The Griffs last game was against longtime rival, the Niagara Purple Eagles, on Tuesday. The Griffs, again, rolled to a comfortable win over an AHC opponent. The Griffs ended the first period with a 2-0 lead, as Jerry and Schmelzer added the Griffs’ tallies. They extended their lead to 3-0, as Matt McLeod scored with late in the second period. McLaughlin scored early in the third period to give the Griffs a 4-0 advantage before the Purple Eagles would score a consolation goal, giving the Griffs an easy 4-1 win.


The Griffs have gone 5-1-1 in their last seven conference games, shooting them up the standings and placing them into a tie for first place with Air Force. Despite these results, some issues have been apparent. They have been outshot by a very wide margin, 927-660, this season. Although they’ve been outshot, they have only been outscored 60-58 – a seemingly unsustainable stat.


“We had three consecutive games with over thirty-eight shots against…Half of the issue is what we do with the puck – where do we turn it over and allow the team to start their possession,” Coach Smith said. “The other half is how hard we defend in the three zones. Sometimes we give up a shot because of something that happened in the offensive zone. So, when we’re evaluating how hard we’re checking and defending, or taking away time and space, we’re looking at this in all three zones and all five player’s mentality.”


Although the Griffs have given up a large margin in shots, they’ve been able to rely on senior goaltender Charles Williams. In 18 games this season, he has posted an 8-6-3 record. Considering the high amount of shots he’s faced, he’s posted an astounding .944 save percentage, which is the best percentage in the nation and a 1.91 goals against average, the eighth best in the nation. Williams was also named the AHC goaltender of the week this past week, the fifth time he has been named to the honor this season.


“I’ve been really just trying to keep it simple,” Williams said. “Every night is tough in this league, and we all have to make sure we’re dialed in and ready to go. I just want to give my team the best chance to win and whatever that entails is what I try to do.”


To combat this difference in shot totals, the Griffs have been stellar on special teams. In the conference this season, they have scored 19 power play tallies, while only giving up eight. Felix Chamberland leads the team with eight points on the power play, followed by Nick Hutchinson, who has seven.

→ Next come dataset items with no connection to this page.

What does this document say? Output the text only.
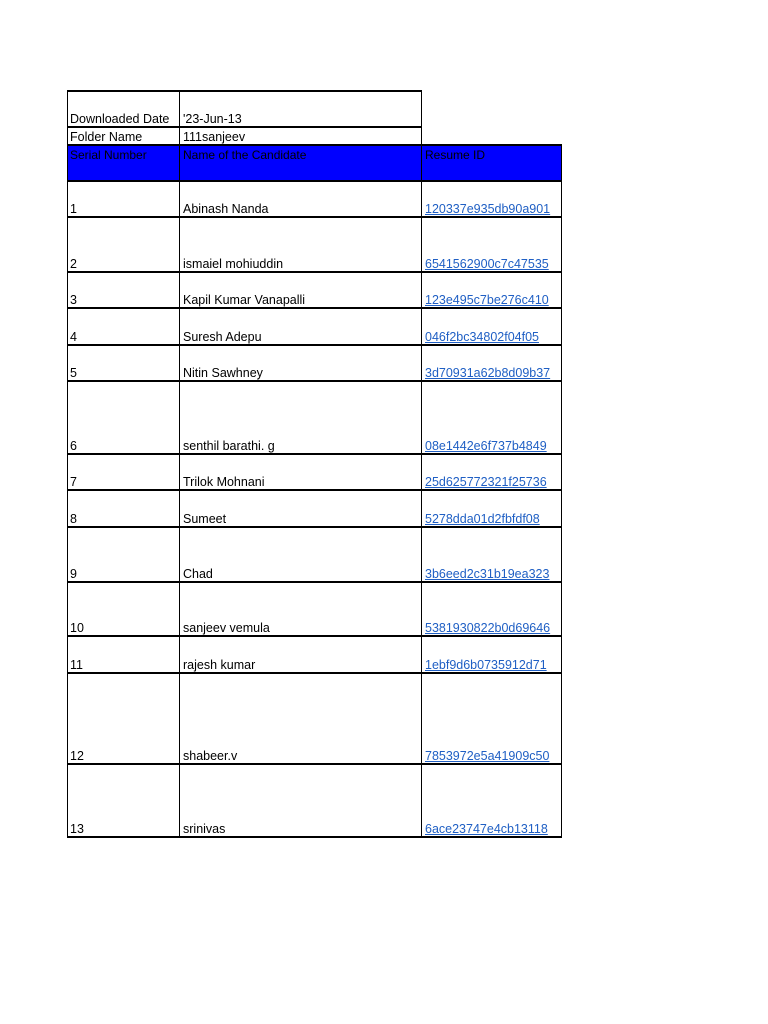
Downloaded Date	'23-Jun-13
Folder Name	111sanjeev
Serial Number	Name of the Candidate	Resume ID
1	Abinash Nanda	120337e935db90a901
2	ismaiel mohiuddin	6541562900c7c47535
3	Kapil Kumar Vanapalli	123e495c7be276c410
4	Suresh Adepu	046f2bc34802f04f05
5	Nitin Sawhney	3d70931a62b8d09b37
6	senthil barathi. g	08e1442e6f737b4849
7	Trilok Mohnani	25d625772321f25736
8	Sumeet	5278dda01d2fbfdf08
9	Chad	3b6eed2c31b19ea323
10	sanjeev vemula	5381930822b0d69646
11	rajesh kumar	1ebf9d6b0735912d71
12	shabeer.v	7853972e5a41909c50
13	srinivas	6ace23747e4cb13118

“There’s always something to work on and the power play is one of those things,” Coach Smith said. The most important special team for us is penalty kill. We spent a lot of time on it, and we’ve put a lot of physical and mental effort in it. And now the guys are proud of the results we’re getting. When you’re good on the penalty kill, everything that happens on the power play is a bonus – you’re not playing catch-up, you’re adding on.


“The power play has a lot of room to grow, we’ve been getting out-worked there, and the puck movement has been a little bit lethargic. We have some talented players on the power player, and they’ve been in sync, they just haven’t been capitalizing as much as we’d like.”


The Griffs still have a month left in their season, filled with many key conference games.

“The biggest thing is getting points every games. We need to play and game, flush it, and then play again,” stated Williams. “I think that’s our biggest thing – period by period we’ve been trying to keep our tempo and making sure that we put all our attention on the next game. I think that’s given us the best success over the past couple weeks.”